Implementation: The program has conducted pilots with a handful of students, with a scale up with multiple institutions planned. The students go through a diverse set of legal documents, including acts, case laws, judgements etc. This is followed by the following steps:

  1. Using open-source annotation tools, the student volunteers generate questions from the provided documents and annotate the parts of the document containing the answers to their questions.

  2. Students input their questions into the evaluation tool, which uses retrieval methods to pull up relevant information from the documents in its knowledge base. Typically, the system retrieves five chunks of information for each query.

  3. Students review the retrieved information to check for relevance. If the information was relevant, they highlighted the parts. If not, they added necessary details in a free-text box.
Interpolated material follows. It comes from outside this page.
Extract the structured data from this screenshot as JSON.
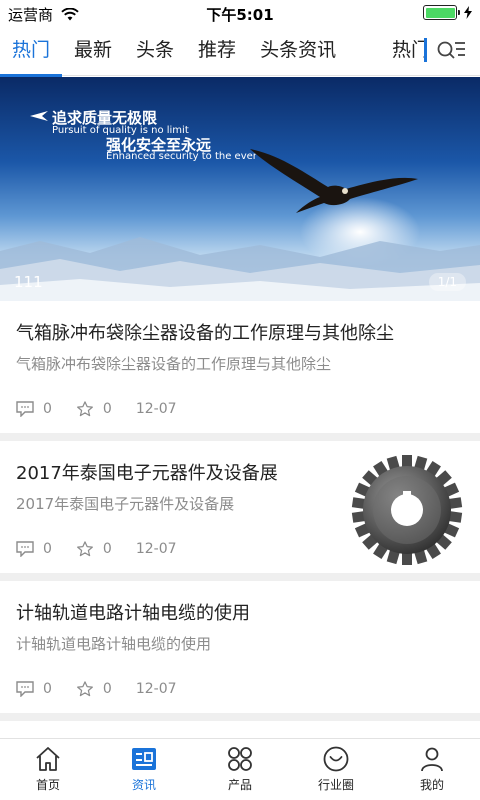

Quality Control: Considering that evaluating the quality of evaluations of each student would be difficult as the program scales, the following measures were undertaken:

  1. Peer-Review: Once the annotations are complete, different students review the work of their peers. They check if the questions make sense and if the answers match the questions. They can flag or edit the answers as needed.

  2. Expert Review: Questions and answers flagged or edited by students undergo a final review by experts, who either confirm the annotations or make further edits to ensure accuracy.

Results of the pilot: Initial pilots showed that students could create a diverse and relevant set of questions and answers, as compared to the straightforward and pointed questions generated by automated evaluation frameworks. The exercise has been valuable in highlighting areas where the bot performs well and identifying aspects that need improvement.

Limitations: While this exercise is beneficial, it is time-consuming and depends heavily on the quality of student annotations.Comparing student-generated answers with Jugalbandi's responses is done through additional LLM evaluations, which may introduce some subjectivity, when an LLM is used in the evaluation of another LLMs performance.